Page came devastatingly close to qualifying for regionals as a diver. The top five scores advance, and his 259.05 trailed Connersville’s Mason Sullengerger by just .85 points. Though he was disappointed, Maxwell said, he will be in prime position to make his first regional cut next year.
Another bright spot Maxwell pointed to was that they will only lose one senior, Jake Mitchell, to graduation. Everyone else will return, which gives the coach hope for improvement next season.
“I’m encouraged,” Maxwell said. “We have five freshman coming in, and that will help, just on numbers alone.”
Eastern Hancock set four new school records during Monday’s meet. Chris Walton, Stefano Provenzi, Jacob Stacy and Deven Grose clocked a Royals-best 1:58.34 in the 200 medley relay. Kohler Kerber set milestones in the 200 freestyle (2:04.33), the 100 butterfly (58.47) and as part of the 400 freestyle relay team (3:54.02), along with Grose, Stacy and Provenzi.

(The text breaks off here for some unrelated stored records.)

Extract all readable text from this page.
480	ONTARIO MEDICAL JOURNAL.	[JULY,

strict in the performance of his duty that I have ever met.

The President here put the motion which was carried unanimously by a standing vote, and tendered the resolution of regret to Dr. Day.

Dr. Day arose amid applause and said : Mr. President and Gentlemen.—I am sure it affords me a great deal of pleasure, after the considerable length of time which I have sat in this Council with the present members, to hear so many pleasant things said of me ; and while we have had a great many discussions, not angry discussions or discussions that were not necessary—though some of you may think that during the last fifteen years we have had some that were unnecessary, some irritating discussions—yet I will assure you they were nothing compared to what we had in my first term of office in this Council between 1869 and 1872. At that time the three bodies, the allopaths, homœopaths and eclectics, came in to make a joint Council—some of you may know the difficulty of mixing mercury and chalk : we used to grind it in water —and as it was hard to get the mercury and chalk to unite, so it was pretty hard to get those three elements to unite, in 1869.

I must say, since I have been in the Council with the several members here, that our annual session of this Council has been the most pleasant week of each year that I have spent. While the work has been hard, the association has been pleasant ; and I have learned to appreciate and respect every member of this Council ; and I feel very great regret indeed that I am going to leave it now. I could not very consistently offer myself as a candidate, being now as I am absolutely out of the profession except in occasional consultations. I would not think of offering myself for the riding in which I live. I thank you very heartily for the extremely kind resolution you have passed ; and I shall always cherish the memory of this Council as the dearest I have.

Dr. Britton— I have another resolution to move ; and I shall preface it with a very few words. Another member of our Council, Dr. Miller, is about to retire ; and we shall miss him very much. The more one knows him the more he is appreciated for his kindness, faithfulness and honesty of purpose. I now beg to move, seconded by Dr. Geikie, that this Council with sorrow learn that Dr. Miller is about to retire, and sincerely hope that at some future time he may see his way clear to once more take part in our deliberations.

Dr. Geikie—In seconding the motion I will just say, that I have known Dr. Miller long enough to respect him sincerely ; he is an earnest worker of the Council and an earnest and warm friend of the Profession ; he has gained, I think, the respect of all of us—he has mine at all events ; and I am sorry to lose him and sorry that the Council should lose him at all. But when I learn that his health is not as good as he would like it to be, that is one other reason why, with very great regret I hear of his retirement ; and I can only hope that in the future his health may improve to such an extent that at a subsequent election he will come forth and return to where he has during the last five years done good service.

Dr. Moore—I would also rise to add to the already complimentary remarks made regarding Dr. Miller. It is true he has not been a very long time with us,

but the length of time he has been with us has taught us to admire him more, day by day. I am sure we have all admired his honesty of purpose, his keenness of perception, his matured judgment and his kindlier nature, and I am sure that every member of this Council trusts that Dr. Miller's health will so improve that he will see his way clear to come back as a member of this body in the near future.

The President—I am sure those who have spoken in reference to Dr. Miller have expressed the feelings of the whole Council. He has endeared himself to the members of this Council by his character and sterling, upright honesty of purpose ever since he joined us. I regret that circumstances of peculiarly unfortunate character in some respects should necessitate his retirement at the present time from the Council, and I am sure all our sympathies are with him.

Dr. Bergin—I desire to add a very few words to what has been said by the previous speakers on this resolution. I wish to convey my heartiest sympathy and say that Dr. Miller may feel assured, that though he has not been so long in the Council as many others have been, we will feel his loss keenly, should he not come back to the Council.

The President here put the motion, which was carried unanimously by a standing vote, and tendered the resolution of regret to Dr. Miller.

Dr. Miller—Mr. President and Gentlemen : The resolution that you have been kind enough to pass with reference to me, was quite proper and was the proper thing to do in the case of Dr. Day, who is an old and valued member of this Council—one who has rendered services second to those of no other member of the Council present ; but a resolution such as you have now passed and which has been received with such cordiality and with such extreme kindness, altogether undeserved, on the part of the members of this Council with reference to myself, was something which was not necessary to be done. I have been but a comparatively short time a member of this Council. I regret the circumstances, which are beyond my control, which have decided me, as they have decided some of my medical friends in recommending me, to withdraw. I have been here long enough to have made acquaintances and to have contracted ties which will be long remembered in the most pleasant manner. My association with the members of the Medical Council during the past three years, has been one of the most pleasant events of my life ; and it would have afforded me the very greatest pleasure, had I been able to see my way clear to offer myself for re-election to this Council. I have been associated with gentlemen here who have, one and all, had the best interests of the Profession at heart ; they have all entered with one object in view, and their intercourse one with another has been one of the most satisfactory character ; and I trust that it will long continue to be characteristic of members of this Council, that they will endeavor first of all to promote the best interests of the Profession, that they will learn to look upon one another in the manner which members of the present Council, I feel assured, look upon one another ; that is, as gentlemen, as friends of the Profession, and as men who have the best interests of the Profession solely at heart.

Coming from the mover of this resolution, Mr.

Kerber, a freshman, was the first Royal to ever break a minute in the 100 butterfly, and his fifth-place finish in the event was the best in Eastern Hancock sectional history.
“What a way to finish off the season,” said Eastern Hancock coach Derek McCormick, whose team broke eight school records this season. “The boys performed great. We had multiple lifetime bests, records and top-16 finishers. It was an excellent season.”